Penelitian ini bertujuan untuk menentukan teknik penerjemahan lisan yang digunakan dan akurasi hasil penerjemahan dalam terjemahan lisan pidato kenegaraan Presiden Republik Indonesia yang diterjemahkan dari bahasa Indonesia ke bahasa Jepang. Penelitian ini menggunakan metode deskriptif kualitatif dengan teknik pengumpulan data seperti triangulasi, teknik non-partisipatif, teknik mencatat, dan wawancara. Penelitian ini menggunakan teknik penerjemahan yang diusulkan oleh Jones (2002) untuk menganalisis teknik dan parameter yang digunakan untuk menilai akurasi interpretasi yang diusulkan oleh Saehu (2018) dan Nababan, Nuraeni, dan Sumardiono (2012) untuk menilai kualitas interpretasi. Berdasarkan hasil analisis, ditemukan bahwa teknik yang paling sering digunakan adalah penghilangan. Penghilangan paling banyak digunakan untuk mengklarifikasi pesan penting yang harus disampaikan kepada pendengar dengan mengabaikan hal-hal yang dianggap kurang penting. Namun, penggunaan teknik penghilangan menyebabkan banyak hasil terjemahan menjadi kurang akurat karena masih ada pesan dari bahasa sumber yang tidak disampaikan secara lengkap ke dalam bahasa sasaran. Berdasarkan analisis, juga ditemukan bahwa teori teknik penerjemahan yang diusulkan oleh Jones tidak cocok untuk penerjemahan lisan karena tidak dapat mengakomodasi semua ucapan dalam penerjemahan lisan. Setelah semua, tidak ada data yang menggunakan teknik antisipasi dan ada proses penerjemahan yang sama sekali tidak menggunakan teknik penerjemahan berdasarkan teori yang diusulkan oleh Jones. Peneliti di masa depan dapat menggunakan lebih dari satu teknik atau dapat menggunakan teori lain yang dapat memperkuat, mendukung, dan bahkan mendalam untuk menganalisis teknik penerjemahan lisan dan menilai akurasinya. Peneliti di masa depan juga dapat menilai kualitas interpretasi dengan beberapa ahli sehingga hasilnya dapat lebih objektif.

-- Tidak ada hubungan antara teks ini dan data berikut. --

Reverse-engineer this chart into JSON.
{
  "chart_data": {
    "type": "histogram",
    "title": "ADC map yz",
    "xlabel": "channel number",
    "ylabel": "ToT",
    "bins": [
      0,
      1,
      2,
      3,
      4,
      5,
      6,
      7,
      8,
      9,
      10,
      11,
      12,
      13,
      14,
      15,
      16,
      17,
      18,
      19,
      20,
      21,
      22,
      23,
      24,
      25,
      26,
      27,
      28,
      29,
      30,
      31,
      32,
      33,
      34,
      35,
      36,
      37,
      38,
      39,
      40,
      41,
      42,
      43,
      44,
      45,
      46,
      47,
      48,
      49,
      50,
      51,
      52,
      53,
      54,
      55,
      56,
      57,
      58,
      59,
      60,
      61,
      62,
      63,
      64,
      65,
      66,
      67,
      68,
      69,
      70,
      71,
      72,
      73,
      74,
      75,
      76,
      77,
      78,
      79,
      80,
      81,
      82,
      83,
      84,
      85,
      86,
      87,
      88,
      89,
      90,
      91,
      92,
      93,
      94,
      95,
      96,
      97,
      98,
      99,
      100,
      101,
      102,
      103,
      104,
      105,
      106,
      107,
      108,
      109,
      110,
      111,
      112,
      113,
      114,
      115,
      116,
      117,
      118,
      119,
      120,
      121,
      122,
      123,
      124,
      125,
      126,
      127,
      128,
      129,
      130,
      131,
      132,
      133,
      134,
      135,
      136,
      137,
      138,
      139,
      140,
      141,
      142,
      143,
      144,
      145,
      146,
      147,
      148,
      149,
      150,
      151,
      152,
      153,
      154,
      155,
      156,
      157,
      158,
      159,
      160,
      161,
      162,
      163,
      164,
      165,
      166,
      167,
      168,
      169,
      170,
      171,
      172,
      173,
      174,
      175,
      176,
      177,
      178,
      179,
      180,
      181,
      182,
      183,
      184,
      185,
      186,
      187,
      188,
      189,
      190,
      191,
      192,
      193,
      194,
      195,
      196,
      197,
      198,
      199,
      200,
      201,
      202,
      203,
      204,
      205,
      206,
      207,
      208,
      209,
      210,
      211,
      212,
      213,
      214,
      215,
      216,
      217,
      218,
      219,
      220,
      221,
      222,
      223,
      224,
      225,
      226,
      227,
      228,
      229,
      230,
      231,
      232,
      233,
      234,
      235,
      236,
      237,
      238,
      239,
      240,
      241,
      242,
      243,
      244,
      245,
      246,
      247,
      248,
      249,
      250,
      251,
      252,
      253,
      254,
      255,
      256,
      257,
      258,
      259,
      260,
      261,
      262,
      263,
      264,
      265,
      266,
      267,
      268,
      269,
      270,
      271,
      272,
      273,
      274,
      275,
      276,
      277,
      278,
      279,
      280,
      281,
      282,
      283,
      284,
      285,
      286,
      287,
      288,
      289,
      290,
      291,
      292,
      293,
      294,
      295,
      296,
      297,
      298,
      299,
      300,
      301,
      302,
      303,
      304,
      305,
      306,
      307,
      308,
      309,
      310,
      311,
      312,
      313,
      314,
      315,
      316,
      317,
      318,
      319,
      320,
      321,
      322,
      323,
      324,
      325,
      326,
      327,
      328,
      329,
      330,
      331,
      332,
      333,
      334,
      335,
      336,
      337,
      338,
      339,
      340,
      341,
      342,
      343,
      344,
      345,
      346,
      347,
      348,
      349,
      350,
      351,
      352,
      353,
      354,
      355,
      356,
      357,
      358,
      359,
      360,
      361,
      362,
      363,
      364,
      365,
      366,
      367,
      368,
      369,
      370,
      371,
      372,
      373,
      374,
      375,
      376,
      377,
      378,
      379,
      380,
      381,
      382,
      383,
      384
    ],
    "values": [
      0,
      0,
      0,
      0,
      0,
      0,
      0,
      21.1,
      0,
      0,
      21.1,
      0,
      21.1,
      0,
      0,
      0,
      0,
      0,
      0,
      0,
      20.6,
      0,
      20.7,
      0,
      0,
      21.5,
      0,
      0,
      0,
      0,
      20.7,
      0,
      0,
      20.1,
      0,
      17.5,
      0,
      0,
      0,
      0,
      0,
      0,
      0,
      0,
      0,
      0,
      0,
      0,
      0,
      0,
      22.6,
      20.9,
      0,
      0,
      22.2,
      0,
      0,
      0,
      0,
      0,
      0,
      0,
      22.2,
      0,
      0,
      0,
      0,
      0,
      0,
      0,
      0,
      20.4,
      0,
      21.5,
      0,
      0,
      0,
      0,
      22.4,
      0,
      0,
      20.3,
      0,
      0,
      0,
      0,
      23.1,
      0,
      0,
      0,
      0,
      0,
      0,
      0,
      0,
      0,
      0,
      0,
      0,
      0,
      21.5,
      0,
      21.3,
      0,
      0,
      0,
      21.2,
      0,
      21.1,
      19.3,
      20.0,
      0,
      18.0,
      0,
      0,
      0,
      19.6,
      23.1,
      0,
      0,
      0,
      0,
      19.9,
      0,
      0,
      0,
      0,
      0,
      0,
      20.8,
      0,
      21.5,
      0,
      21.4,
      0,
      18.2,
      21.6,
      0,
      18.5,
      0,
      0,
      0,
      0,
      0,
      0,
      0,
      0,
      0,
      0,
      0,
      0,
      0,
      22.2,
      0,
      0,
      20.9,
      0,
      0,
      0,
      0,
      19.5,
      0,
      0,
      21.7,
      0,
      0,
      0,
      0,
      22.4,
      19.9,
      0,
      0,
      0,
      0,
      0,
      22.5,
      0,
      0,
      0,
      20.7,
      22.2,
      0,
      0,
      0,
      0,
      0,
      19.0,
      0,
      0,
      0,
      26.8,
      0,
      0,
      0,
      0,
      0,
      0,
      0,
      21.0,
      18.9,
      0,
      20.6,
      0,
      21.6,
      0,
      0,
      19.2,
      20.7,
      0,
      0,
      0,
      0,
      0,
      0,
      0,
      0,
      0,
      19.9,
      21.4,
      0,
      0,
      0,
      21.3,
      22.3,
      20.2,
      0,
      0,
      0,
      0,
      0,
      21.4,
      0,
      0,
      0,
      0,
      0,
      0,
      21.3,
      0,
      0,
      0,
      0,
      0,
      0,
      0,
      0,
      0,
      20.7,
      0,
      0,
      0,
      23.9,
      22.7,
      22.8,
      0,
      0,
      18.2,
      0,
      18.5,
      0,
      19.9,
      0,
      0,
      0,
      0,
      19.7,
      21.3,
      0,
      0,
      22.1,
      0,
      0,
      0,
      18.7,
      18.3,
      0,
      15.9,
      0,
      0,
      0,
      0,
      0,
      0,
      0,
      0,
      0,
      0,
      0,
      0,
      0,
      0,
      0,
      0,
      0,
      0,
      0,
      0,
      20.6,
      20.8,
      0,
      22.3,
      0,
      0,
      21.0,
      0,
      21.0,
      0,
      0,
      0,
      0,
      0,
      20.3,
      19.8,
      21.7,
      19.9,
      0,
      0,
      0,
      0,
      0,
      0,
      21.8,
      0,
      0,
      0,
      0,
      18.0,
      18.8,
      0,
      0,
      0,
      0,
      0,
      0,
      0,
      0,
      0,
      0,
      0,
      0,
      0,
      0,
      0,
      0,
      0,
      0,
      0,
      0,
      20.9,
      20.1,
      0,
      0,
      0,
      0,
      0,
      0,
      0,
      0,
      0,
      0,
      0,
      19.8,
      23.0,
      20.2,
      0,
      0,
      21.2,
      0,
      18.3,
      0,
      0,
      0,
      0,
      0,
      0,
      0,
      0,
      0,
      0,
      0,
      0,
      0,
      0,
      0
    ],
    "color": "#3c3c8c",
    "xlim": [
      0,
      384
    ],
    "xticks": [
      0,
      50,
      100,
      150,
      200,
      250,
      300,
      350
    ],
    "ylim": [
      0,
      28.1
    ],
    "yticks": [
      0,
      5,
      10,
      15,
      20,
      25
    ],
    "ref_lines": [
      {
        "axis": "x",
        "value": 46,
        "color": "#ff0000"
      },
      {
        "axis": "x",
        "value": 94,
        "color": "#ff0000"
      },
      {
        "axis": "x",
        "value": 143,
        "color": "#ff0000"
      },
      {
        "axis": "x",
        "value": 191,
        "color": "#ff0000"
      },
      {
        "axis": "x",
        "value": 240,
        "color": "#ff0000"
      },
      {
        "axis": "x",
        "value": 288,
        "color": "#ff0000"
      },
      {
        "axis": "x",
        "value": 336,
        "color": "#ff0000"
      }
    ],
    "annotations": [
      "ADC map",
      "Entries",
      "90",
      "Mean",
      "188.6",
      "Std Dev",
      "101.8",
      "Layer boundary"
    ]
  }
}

Berdasarkan analisis 32 data, ditemukan bahwa teknik penerjemahan lisan yang paling banyak digunakan dalam penelitian ini adalah teknik penghilangan.Teknik penghilangan banyak digunakan oleh penerjemah karena bertujuan untuk mengklarifikasi pesan penting yang akan disampaikan dalam bahasa sasaran dengan menghilangkan hal-hal yang hanya tambahan atau tidak terlalu penting untuk disampaikan.Namun, penggunaan teknik penghilangan menyebabkan banyak hasil terjemahan menjadi kurang akurat karena masih ada pesan dari bahasa sumber yang tidak disampaikan secara lengkap dalam bahasa sasaran.Melalui analisis yang dilakukan dalam penelitian ini, ditemukan bahwa teori teknik penerjemahan yang diusulkan oleh Jones (2002) tidak dapat mengakomodasi semua ucapan dalam penerjemahan lisan karena tidak ada data yang menggunakan teknik antisipasi dan ada proses penerjemahan yang sama sekali tidak menggunakan teknik penerjemahan berdasarkan teori yang diusulkan oleh Jones.Oleh karena itu, dapat disimpulkan bahwa teori teknik penerjemahan yang diusulkan oleh Jones (2002) tidak cocok untuk penerjemahan lisan.Peneliti di masa depan dapat menggunakan lebih dari satu teknik atau dapat menggunakan teori lain yang dapat memperkuat, mendukung, dan bahkan mendalam untuk menganalisis teknik penerjemahan lisan dan menilai akurasinya.Peneliti di masa depan juga dapat menilai kualitas interpretasi dengan beberapa ahli sehingga hasilnya dapat lebih objektif.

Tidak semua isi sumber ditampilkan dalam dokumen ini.